Route Type 1: Ethernet Auto-Discovery (A-D) Route
Type 1 routes signal the presence of a multihomed Ethernet Segment in the EVPN fabric. VTEPs participating in a given Ethernet Segment use this type of route to discover each other. This is helpful for several reasons:
- Load Balancing / Aliasing: provides a mechanism to avoid duplicating BUM traffic and distribute traffic across VTEPs sharing the same Ethernet Segment
- Fast Convergence: provides a way to signal that many MACs moved or were withdrawn at once
A Type 1 route contains the following information:
- Route distinguisher - uniquely identifies the route in the network based on source router and VRF
- Ethernet Segment Identifier (ESI)
- Route target corresponding to the respective MAC/IP VRF(s)
Route Type 2: MAC/IP Advertisement Route
Type 2 routes are the most common route type in an EVPN-VXLAN network. Type 2 routes are used to share MAC learning and ARP information in the fabric. This is how EVPN implements the Layer 2 control plane.

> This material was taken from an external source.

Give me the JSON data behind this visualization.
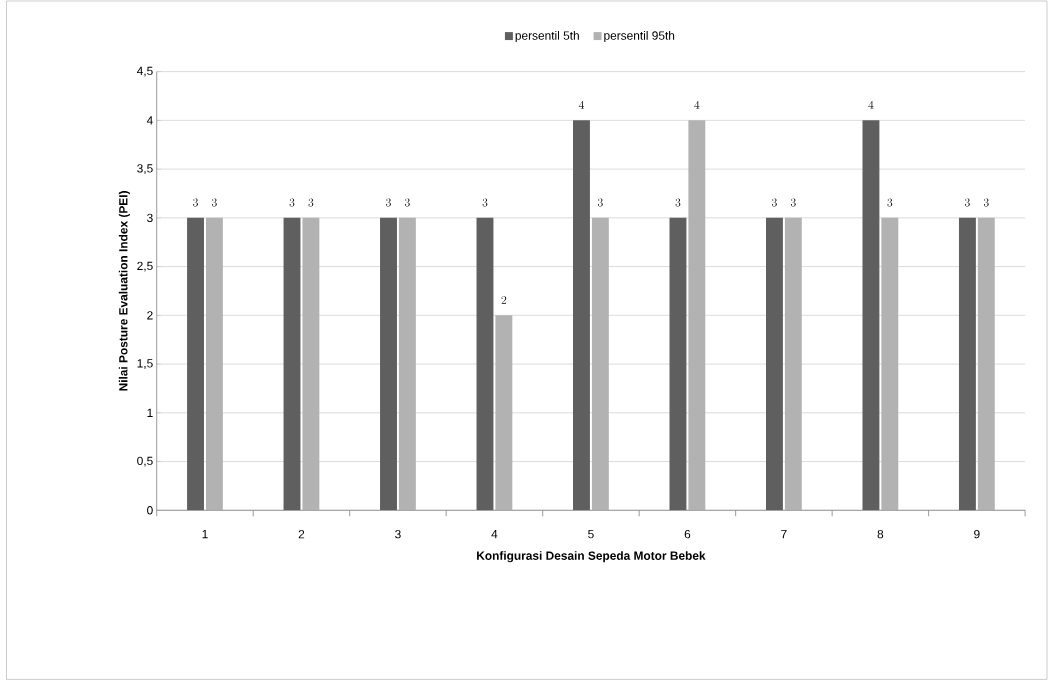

A Type 2 route contains the following information:
- Route distinguisher
- Ethernet Segment Identifier (ESI)
- MAC address
- IP address length (to indicate whether it is an IPv4 or IPv6 address, or zero if no IP address is included)
- IP address (optional, IPv4 or IPv6 — same route type!)
- Ethernet Tag ID (VLAN/VNI)
Route Type 3: Inclusive Multicast Ethernet Tag Route
Type 3 routes are used to handle BUM traffic. Each VTEP device advertises a Type 3 route to subscribe to BUM traffic for a particular EVPN instance (EVI). Each VTEP in the network uses the Type 3 routes in the routing table to maintain a list of VTEPs that belong to each broadcast domain.
When a VTEP receives BUM traffic in a particular EVI, it forwards the traffic to all other VTEPs in the EVI via ingress replication.
Route Type 4: Ethernet Segment Route
Similar to Type 1, Type 4 routes are used by VTEPs to announce their presence and discover all of the other VTEPs in the same multihomed Ethernet Segment. A Type 4 route signals that a VTEP is eligible to be a Designated Forwarded (DF) for the given Ethernet Segment. The VTEPs collectively perform a Designated Forwarded (DF) election.
Multihomed Ethernet Segments (ESI-LAGs) can be configured as single-active or all-active.
In single-active ESI-LAG, the DF forwards all of the traffic for a given VLAN in a particular Ethernet Segment. The other members stay in a standby state.
In all-active ESI-LAG, the DF is responsible for forwarding BUM traffic.
Route Type 5: IP Prefix Route
Type 5 routes are used to advertise IP prefixes. EVPN can carry routes learned from other protocols. Each route is associated with its respective IP VRF using a Route Target community string attached to the route.
- Length (34 for IPv4 prefix or 58 for IPv6 prefix)
- Route distinguisher
- Ethernet Segment Identifier (ESI)
- IP prefix length
- IP prefix
- Gateway IP address
The next hop for an EVPN Type 5 route is called an Overlay Index, and can be an IP address, an ESI, or a MAC address.
The magic of Type 5 routes is that IP VRFs can re-use the EVPN underlay connections with no additional routing protocol instances!
Consider a simple network with four routers participating in OSPF:
If we want to add a VRF to this network, we need to create it on the routers, build new transits in the VRF, and start another OSPF process for the new VRF:
Not too bad. We can even add a third one without too much work:
But... what if we want 4, 5, or 10 VRFs? And what if we have 10 routers in some kind of partial mesh topology instead of four in a ring?
To build 10 VRFs in a spine-leaf topology with 10 nodes would require 160 (!) transit links and 10 OSPF processes (or 20, if you also need OSPFv3). Each router has to maintain state for the paths in all of the VRFs, consuming a large amount of resources.
By using EVPN, we can share a single underlay with a single routing protocol process and make the underlay completely
transparent to the VRFs on top!